Dalle pagine di Le Monde Battisti è stato da sempre osannato, «Sono le circostanze che fanno l’uomo», scrivevano di lui, e lui che intervistato ribatteva: «Si sparava da una parte e dall’altra». Ed è questa la favola, bevuta e rilanciata dai francesi che lo hanno innalzato sull’altare dei combattenti.
Parole al vento, che riecheggiano da questa parte della barricata. «Io combatto perché non voglio più vergognarmi davanti ai parenti delle vittime», dice Daniela Santanchè. Lei che ci tiene a ricordare di essere stata la prima, con il suo Movimento per l’Italia, a protestare davanti all’ambasciata brasiliana. «Già due anni fa noi eravamo lì, a dire che Battisti deve tornare in Italia a scontare la sua pena. Per questo sono stata molto contenta di leggere le parole di Napolitano. Con il ministro Frattini stiamo lavorando per trovare una strada».
Tornano in mente quei giochi militari mondiali di luglio, a Rio de Janeiro, quando un’ottantina di italiani non ha partecipato alla sfilata.
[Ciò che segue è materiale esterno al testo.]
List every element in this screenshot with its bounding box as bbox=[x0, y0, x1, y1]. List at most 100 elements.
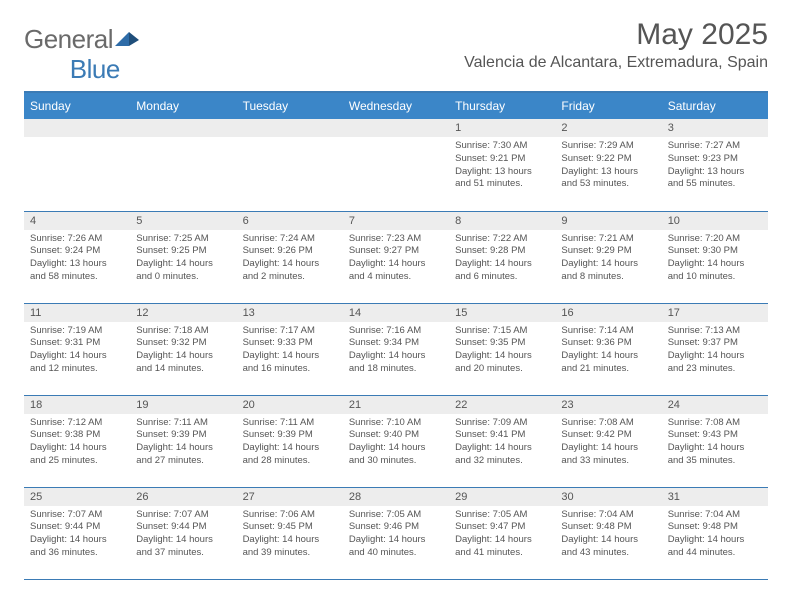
daylight-line-1: Daylight: 14 hours bbox=[561, 534, 655, 547]
day-number: 3 bbox=[662, 119, 768, 137]
calendar-day-cell: 31Sunrise: 7:04 AMSunset: 9:48 PMDayligh… bbox=[662, 487, 768, 579]
day-details: Sunrise: 7:11 AMSunset: 9:39 PMDaylight:… bbox=[130, 414, 236, 472]
day-number: 23 bbox=[555, 396, 661, 414]
daylight-line-2: and 28 minutes. bbox=[243, 455, 337, 468]
sunrise-line: Sunrise: 7:18 AM bbox=[136, 325, 230, 338]
daylight-line-2: and 2 minutes. bbox=[243, 271, 337, 284]
sunset-line: Sunset: 9:45 PM bbox=[243, 521, 337, 534]
sunset-line: Sunset: 9:46 PM bbox=[349, 521, 443, 534]
daylight-line-1: Daylight: 14 hours bbox=[30, 350, 124, 363]
day-number-bar-empty bbox=[130, 119, 236, 137]
weekday-header: Saturday bbox=[662, 92, 768, 119]
calendar-week-row: 4Sunrise: 7:26 AMSunset: 9:24 PMDaylight… bbox=[24, 211, 768, 303]
daylight-line-2: and 58 minutes. bbox=[30, 271, 124, 284]
day-number-bar-empty bbox=[237, 119, 343, 137]
day-number-bar-empty bbox=[24, 119, 130, 137]
day-details: Sunrise: 7:17 AMSunset: 9:33 PMDaylight:… bbox=[237, 322, 343, 380]
daylight-line-2: and 20 minutes. bbox=[455, 363, 549, 376]
page: General May 2025 Valencia de Alcantara, … bbox=[0, 0, 792, 612]
day-details: Sunrise: 7:19 AMSunset: 9:31 PMDaylight:… bbox=[24, 322, 130, 380]
calendar-day-cell: 27Sunrise: 7:06 AMSunset: 9:45 PMDayligh… bbox=[237, 487, 343, 579]
day-number: 14 bbox=[343, 304, 449, 322]
sunset-line: Sunset: 9:36 PM bbox=[561, 337, 655, 350]
day-details: Sunrise: 7:27 AMSunset: 9:23 PMDaylight:… bbox=[662, 137, 768, 195]
sunrise-line: Sunrise: 7:23 AM bbox=[349, 233, 443, 246]
weekday-header: Tuesday bbox=[237, 92, 343, 119]
sunset-line: Sunset: 9:21 PM bbox=[455, 153, 549, 166]
day-details: Sunrise: 7:08 AMSunset: 9:43 PMDaylight:… bbox=[662, 414, 768, 472]
sunset-line: Sunset: 9:48 PM bbox=[668, 521, 762, 534]
logo-icon bbox=[115, 24, 141, 55]
day-number: 11 bbox=[24, 304, 130, 322]
calendar-day-cell: 15Sunrise: 7:15 AMSunset: 9:35 PMDayligh… bbox=[449, 303, 555, 395]
day-details: Sunrise: 7:10 AMSunset: 9:40 PMDaylight:… bbox=[343, 414, 449, 472]
calendar-day-cell: 16Sunrise: 7:14 AMSunset: 9:36 PMDayligh… bbox=[555, 303, 661, 395]
sunset-line: Sunset: 9:23 PM bbox=[668, 153, 762, 166]
sunset-line: Sunset: 9:24 PM bbox=[30, 245, 124, 258]
calendar-day-cell bbox=[130, 119, 236, 211]
sunset-line: Sunset: 9:37 PM bbox=[668, 337, 762, 350]
day-number: 21 bbox=[343, 396, 449, 414]
day-number: 12 bbox=[130, 304, 236, 322]
daylight-line-1: Daylight: 13 hours bbox=[668, 166, 762, 179]
daylight-line-1: Daylight: 14 hours bbox=[349, 350, 443, 363]
daylight-line-1: Daylight: 14 hours bbox=[136, 534, 230, 547]
day-details: Sunrise: 7:23 AMSunset: 9:27 PMDaylight:… bbox=[343, 230, 449, 288]
day-details: Sunrise: 7:04 AMSunset: 9:48 PMDaylight:… bbox=[662, 506, 768, 564]
weekday-header: Wednesday bbox=[343, 92, 449, 119]
sunrise-line: Sunrise: 7:04 AM bbox=[561, 509, 655, 522]
daylight-line-2: and 44 minutes. bbox=[668, 547, 762, 560]
day-number: 7 bbox=[343, 212, 449, 230]
daylight-line-2: and 23 minutes. bbox=[668, 363, 762, 376]
location: Valencia de Alcantara, Extremadura, Spai… bbox=[464, 54, 768, 72]
sunset-line: Sunset: 9:34 PM bbox=[349, 337, 443, 350]
daylight-line-1: Daylight: 14 hours bbox=[243, 534, 337, 547]
calendar-day-cell: 17Sunrise: 7:13 AMSunset: 9:37 PMDayligh… bbox=[662, 303, 768, 395]
daylight-line-2: and 0 minutes. bbox=[136, 271, 230, 284]
sunrise-line: Sunrise: 7:13 AM bbox=[668, 325, 762, 338]
day-number-bar-empty bbox=[343, 119, 449, 137]
daylight-line-2: and 8 minutes. bbox=[561, 271, 655, 284]
daylight-line-1: Daylight: 14 hours bbox=[349, 442, 443, 455]
day-number: 19 bbox=[130, 396, 236, 414]
daylight-line-2: and 39 minutes. bbox=[243, 547, 337, 560]
sunrise-line: Sunrise: 7:29 AM bbox=[561, 140, 655, 153]
calendar-day-cell: 26Sunrise: 7:07 AMSunset: 9:44 PMDayligh… bbox=[130, 487, 236, 579]
daylight-line-1: Daylight: 14 hours bbox=[455, 350, 549, 363]
daylight-line-2: and 30 minutes. bbox=[349, 455, 443, 468]
day-details: Sunrise: 7:22 AMSunset: 9:28 PMDaylight:… bbox=[449, 230, 555, 288]
day-details: Sunrise: 7:04 AMSunset: 9:48 PMDaylight:… bbox=[555, 506, 661, 564]
day-details: Sunrise: 7:14 AMSunset: 9:36 PMDaylight:… bbox=[555, 322, 661, 380]
logo-text-2: Blue bbox=[70, 54, 120, 85]
daylight-line-1: Daylight: 14 hours bbox=[668, 534, 762, 547]
sunrise-line: Sunrise: 7:24 AM bbox=[243, 233, 337, 246]
day-number: 24 bbox=[662, 396, 768, 414]
sunrise-line: Sunrise: 7:06 AM bbox=[243, 509, 337, 522]
calendar-day-cell: 21Sunrise: 7:10 AMSunset: 9:40 PMDayligh… bbox=[343, 395, 449, 487]
daylight-line-1: Daylight: 14 hours bbox=[561, 258, 655, 271]
calendar-day-cell: 11Sunrise: 7:19 AMSunset: 9:31 PMDayligh… bbox=[24, 303, 130, 395]
daylight-line-1: Daylight: 14 hours bbox=[455, 534, 549, 547]
day-number: 5 bbox=[130, 212, 236, 230]
calendar-day-cell: 1Sunrise: 7:30 AMSunset: 9:21 PMDaylight… bbox=[449, 119, 555, 211]
daylight-line-1: Daylight: 14 hours bbox=[243, 258, 337, 271]
day-details: Sunrise: 7:29 AMSunset: 9:22 PMDaylight:… bbox=[555, 137, 661, 195]
day-details: Sunrise: 7:20 AMSunset: 9:30 PMDaylight:… bbox=[662, 230, 768, 288]
calendar-day-cell: 10Sunrise: 7:20 AMSunset: 9:30 PMDayligh… bbox=[662, 211, 768, 303]
sunset-line: Sunset: 9:29 PM bbox=[561, 245, 655, 258]
daylight-line-2: and 14 minutes. bbox=[136, 363, 230, 376]
daylight-line-2: and 40 minutes. bbox=[349, 547, 443, 560]
day-details: Sunrise: 7:12 AMSunset: 9:38 PMDaylight:… bbox=[24, 414, 130, 472]
daylight-line-1: Daylight: 14 hours bbox=[561, 442, 655, 455]
month-title: May 2025 bbox=[464, 18, 768, 52]
day-number: 26 bbox=[130, 488, 236, 506]
sunrise-line: Sunrise: 7:04 AM bbox=[668, 509, 762, 522]
day-details: Sunrise: 7:25 AMSunset: 9:25 PMDaylight:… bbox=[130, 230, 236, 288]
sunset-line: Sunset: 9:25 PM bbox=[136, 245, 230, 258]
calendar-day-cell: 23Sunrise: 7:08 AMSunset: 9:42 PMDayligh… bbox=[555, 395, 661, 487]
day-number: 1 bbox=[449, 119, 555, 137]
daylight-line-1: Daylight: 13 hours bbox=[561, 166, 655, 179]
day-details: Sunrise: 7:26 AMSunset: 9:24 PMDaylight:… bbox=[24, 230, 130, 288]
sunset-line: Sunset: 9:28 PM bbox=[455, 245, 549, 258]
calendar-day-cell: 3Sunrise: 7:27 AMSunset: 9:23 PMDaylight… bbox=[662, 119, 768, 211]
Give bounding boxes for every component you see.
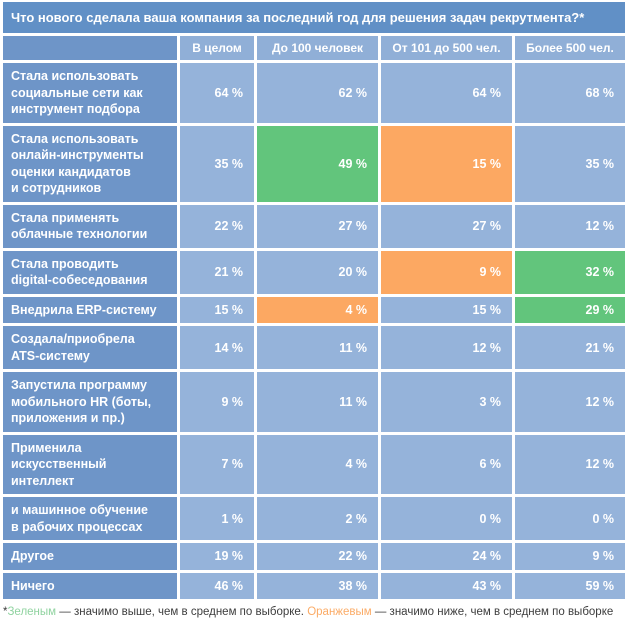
value-cell: 3 %	[381, 372, 512, 432]
table-row: Создала/приобрела ATS-систему 14 % 11 % 12 …	[3, 326, 625, 369]
table-row: и машинное обучение в рабочих процессах 1…	[3, 497, 625, 540]
column-header: Более 500 чел.	[515, 36, 625, 60]
value-cell: 12 %	[515, 434, 625, 494]
column-header: От 101 до 500 чел.	[381, 36, 512, 60]
value-cell: 64 %	[180, 63, 254, 123]
value-cell: 43 %	[381, 572, 512, 599]
corner-cell	[3, 36, 177, 60]
column-header: До 100 человек	[257, 36, 378, 60]
value-cell: 19 %	[180, 543, 254, 570]
row-label: Стала использовать социальные сети как и…	[3, 63, 177, 123]
value-cell: 4 %	[257, 434, 378, 494]
table-row: Запустила программу мобильного HR (боты,…	[3, 372, 625, 432]
value-cell: 21 %	[180, 250, 254, 294]
value-cell: 4 %	[257, 296, 378, 323]
header-row: В целом До 100 человек От 101 до 500 чел. Б…	[3, 36, 625, 60]
table-header: В целом До 100 человек От 101 до 500 чел. Б…	[3, 36, 625, 60]
value-cell: 49 %	[257, 125, 378, 202]
footnote-segment: Оранжевым	[307, 606, 372, 618]
value-cell: 35 %	[180, 125, 254, 202]
value-cell: 32 %	[515, 250, 625, 294]
row-label: Создала/приобрела ATS-систему	[3, 326, 177, 369]
footnote-segment: Зеленым	[7, 606, 57, 618]
footnote-segment: — значимо выше, чем в среднем по выборке…	[56, 606, 308, 618]
value-cell: 14 %	[180, 326, 254, 369]
value-cell: 64 %	[381, 63, 512, 123]
value-cell: 0 %	[381, 497, 512, 540]
value-cell: 35 %	[515, 125, 625, 202]
value-cell: 7 %	[180, 434, 254, 494]
value-cell: 22 %	[257, 543, 378, 570]
value-cell: 0 %	[515, 497, 625, 540]
value-cell: 1 %	[180, 497, 254, 540]
row-label: Внедрила ERP-систему	[3, 296, 177, 323]
results-table: В целом До 100 человек От 101 до 500 чел. Б…	[0, 33, 628, 602]
value-cell: 46 %	[180, 572, 254, 599]
table-row: Другое 19 % 22 % 24 % 9 %	[3, 543, 625, 570]
table-row: Применила искусственный интеллект 7 % 4 % 6…	[3, 434, 625, 494]
value-cell: 27 %	[257, 204, 378, 248]
value-cell: 20 %	[257, 250, 378, 294]
value-cell: 15 %	[381, 125, 512, 202]
value-cell: 15 %	[381, 296, 512, 323]
value-cell: 9 %	[180, 372, 254, 432]
row-label: Применила искусственный интеллект	[3, 434, 177, 494]
value-cell: 6 %	[381, 434, 512, 494]
value-cell: 24 %	[381, 543, 512, 570]
table-row: Стала применять облачные технологии 22 % 2…	[3, 204, 625, 248]
row-label: и машинное обучение в рабочих процессах	[3, 497, 177, 540]
value-cell: 9 %	[381, 250, 512, 294]
table-row: Стала использовать социальные сети как и…	[3, 63, 625, 123]
value-cell: 62 %	[257, 63, 378, 123]
value-cell: 29 %	[515, 296, 625, 323]
row-label: Ничего	[3, 572, 177, 599]
value-cell: 11 %	[257, 372, 378, 432]
value-cell: 12 %	[381, 326, 512, 369]
row-label: Стала использовать онлайн-инструменты оц…	[3, 125, 177, 202]
value-cell: 27 %	[381, 204, 512, 248]
value-cell: 9 %	[515, 543, 625, 570]
value-cell: 22 %	[180, 204, 254, 248]
footnote-segment: — значимо ниже, чем в среднем по выборке	[371, 606, 614, 618]
value-cell: 11 %	[257, 326, 378, 369]
row-label: Запустила программу мобильного HR (боты,…	[3, 372, 177, 432]
row-label: Стала проводить digital-собеседования	[3, 250, 177, 294]
row-label: Стала применять облачные технологии	[3, 204, 177, 248]
table-row: Внедрила ERP-систему 15 % 4 % 15 % 29 %	[3, 296, 625, 323]
value-cell: 12 %	[515, 204, 625, 248]
table-row: Стала проводить digital-собеседования 21 …	[3, 250, 625, 294]
table-row: Ничего 46 % 38 % 43 % 59 %	[3, 572, 625, 599]
table-row: Стала использовать онлайн-инструменты оц…	[3, 125, 625, 202]
value-cell: 38 %	[257, 572, 378, 599]
value-cell: 12 %	[515, 372, 625, 432]
table-body: Стала использовать социальные сети как и…	[3, 63, 625, 599]
value-cell: 21 %	[515, 326, 625, 369]
value-cell: 15 %	[180, 296, 254, 323]
value-cell: 68 %	[515, 63, 625, 123]
value-cell: 59 %	[515, 572, 625, 599]
value-cell: 2 %	[257, 497, 378, 540]
row-label: Другое	[3, 543, 177, 570]
footnote-legend: *Зеленым — значимо выше, чем в среднем п…	[3, 605, 625, 619]
column-header: В целом	[180, 36, 254, 60]
table-title: Что нового сделала ваша компания за посл…	[3, 2, 625, 33]
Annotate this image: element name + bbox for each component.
In segno di protesta, di lutto. «È stato un gesto simbolico ma doveroso -dice La Russa.- L’Italia non può restare in silenzio. E io andrò avanti, anche se poi mi danno del fascista. Io continuo la mia battaglia; ho rifiutato di andare in Brasile per ben otto volte. Al mio posto ho mandato un sottosegretario. È il mio modo per dissociarmi da questa scelta sbagliata fatta da certi governanti. Per quel che mi riguarda boicotto il Brasile, ho smesso di comprare prodotti che arrivano da lì. Eppure mi costa, amo quel popolo, ci sono andato in viaggio di nozze. Ma il senso di giustizia di una Nazione viene prima».
L’Italia che non si piega ricomincia a preparare le sue mosse da settembre. «Alla fine del mese ci sarà una manifestazione a Milano», dice Bernardi, «il 10 settembre incontreremo il coordinatore Angelino Alfano, e aspettiamo un nuovo appuntamento con il Presidente Berlusconi».

Il comitato lavora, a volte quasi sotto traccia, qualche volta senza fare troppo rumore. Ma sempre con gli occhi ben puntati all’altra parte del cielo, dall’altra parte del globo. Ad aspettare che Battisti paghi il conto.